Another advantage of spending cards is security. If a settlement check is lost or stolen, it can be difficult to recover the funds. However, spending cards can be easily replaced if lost or stolen, ensuring that the client's funds are protected. This added security can give clients peace of mind knowing that their money is safe.


Spending cards also offer more flexibility than settlement checks. With a spending card, clients can use their funds to purchase items online or in-store, whereas settlement checks may only be used for certain expenses, especially if made out to two parties. Spending cards can also be reloaded with additional funds if needed, providing ongoing support to clients who may be going through a difficult time.
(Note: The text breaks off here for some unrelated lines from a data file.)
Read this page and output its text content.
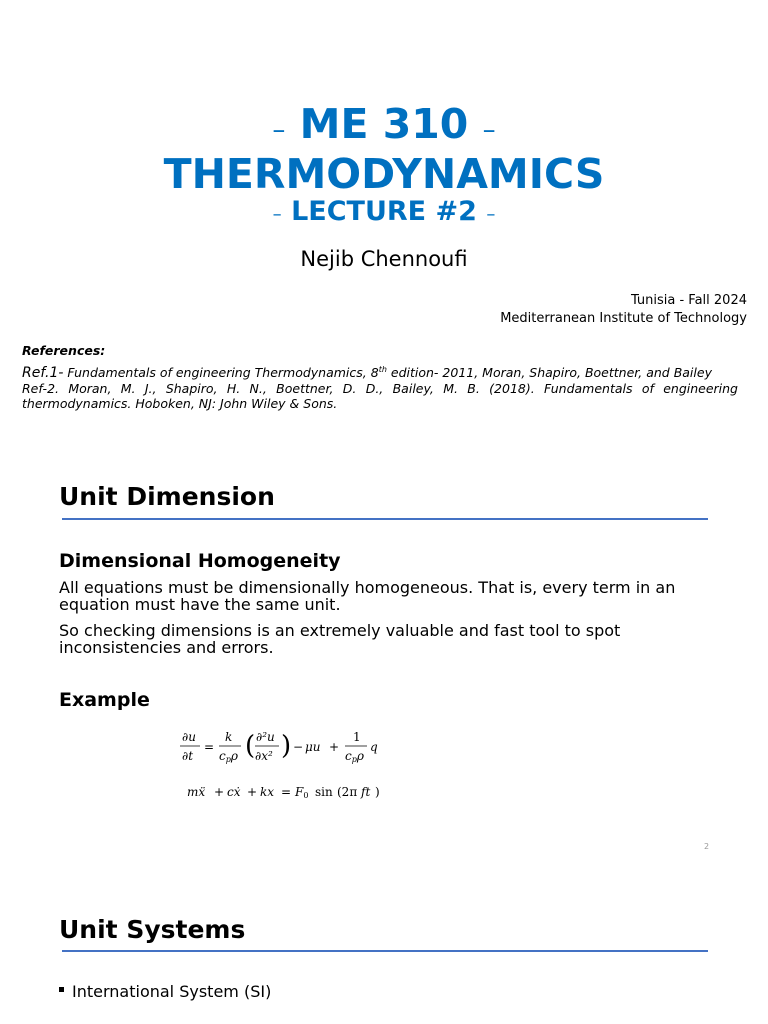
– ME 310 –
THERMODYNAMICS
– LECTURE #2 –
Nejib Chennoufi
Tunisia - Fall 2024
Mediterranean Institute of Technology
References:
Ref.1- Fundamentals of engineering Thermodynamics, 8th edition- 2011, Moran, Shapiro, Boettner, and Bailey
Ref-2. Moran, M. J., Shapiro, H. N., Boettner, D. D., Bailey, M. B. (2018). Fundamentals of engineering thermodynamics. Hoboken, NJ: John Wiley & Sons.
Unit Dimension
Dimensional Homogeneity
All equations must be dimensionally homogeneous. That is, every term in an equation must have the same unit.
So checking dimensions is an extremely valuable and fast tool to spot inconsistencies and errors.
Example
∂u
∂t
=
k
cpρ ( ∂²u
∂x² ) − μu +
1
cpρ
q
mẍ + cẋ + kx = F0 sin (2π ft )
2
Unit Systems
International System (SI)
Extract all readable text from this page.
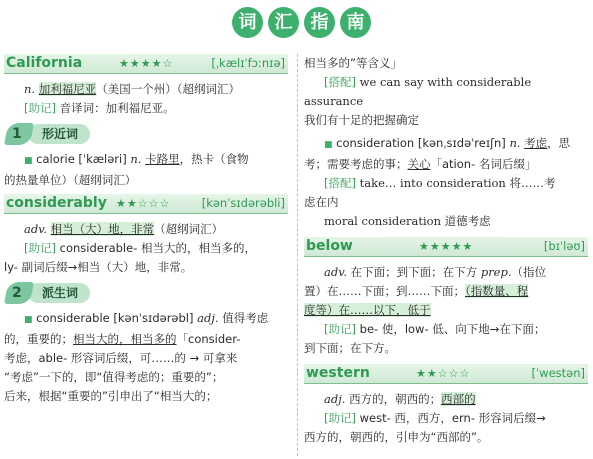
词	汇	指	南
California	★★★★☆	[ˌkælɪˈfɔːnɪə]

n. 加利福尼亚（美国一个州）（超纲词汇）

[助记] 音译词：加利福尼亚。

形近词
1

■ calorie [ˈkæləri] n. 卡路里，热卡（食物

的热量单位）（超纲词汇）

considerably ★★☆☆☆	[kənˈsɪdərəbli]

adv. 相当（大）地，非常（超纲词汇）

[助记] considerable- 相当大的，相当多的，

ly- 副词后缀→相当（大）地，非常。

派生词
2

■ considerable [kənˈsɪdərəbl] adj. 值得考虑

的，重要的；相当大的，相当多的「consider-

考虑，able- 形容词后缀，可……的 → 可拿来

“考虑”一下的，即“值得考虑的；重要的”；

后来，根据“重要的”引申出了“相当大的；

相当多的”等含义」

[搭配] we can say with considerable assurance

我们有十足的把握确定

■ consideration [kənˌsɪdəˈreɪʃn] n. 考虑，思

考；需要考虑的事；关心「ation- 名词后缀」

[搭配] take… into consideration 将……考

虑在内

moral consideration 道德考虑

below	★★★★★	[bɪˈləʊ]

adv. 在下面；到下面；在下方 prep.（指位

置）在……下面；到……下面；（指数量、程

度等）在……以下，低于

[助记] be- 使，low- 低、向下地→在下面；

到下面；在下方。

western	★★☆☆☆	[ˈwestən]

adj. 西方的，朝西的；西部的

[助记] west- 西，西方，ern- 形容词后缀→

西方的，朝西的，引申为“西部的”。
How Does This Benefit Insurance Companies?

Reduced Costs

By giving spending cards instead of settlement checks, insurance companies can reduce their costs. Settlement checks require additional resources to print and mail, whereas spending cards can be created and mailed in bulk. This can lead to significant cost savings for insurance companies.

Increased Brand Loyalty

Spending cards can also help insurance companies increase brand loyalty. By offering a convenient and flexible payout option, clients may be more likely to choose that insurance company for their future needs. Also, if other people see the brand when the card is being used, they may be encouraged to use the insurance company since they have seen the benefits in action.

Improved Efficiency

Providing spending cards can also improve efficiency for insurance companies. Settlement checks often require manual processing and tracking, which can be time-consuming and error-prone. Spending cards, on the other hand, can be easily tracked and managed through electronic systems, reducing the likelihood of errors and improving overall efficiency.

Better Data Collection

Another benefit of spending cards is that they can also improve data collection for insurance companies. By tracking spending patterns and where the cards are being used, insurance companies can gain valuable insights into their clients' needs and preferences. This data can then be used to improve services and better tailor offerings to meet the needs of their clients.

By adopting spending cards as a payout option, insurance companies can improve their overall operations and provide a better experience for their clients. This method offers benefits in terms of convenience, security, flexibility, reduced costs, increased brand loyalty and improved data collection, making it a better option for both the insurance company and the client. By adopting this method, insurance companies can improve the payout experience for their clients and ultimately build stronger relationships with them.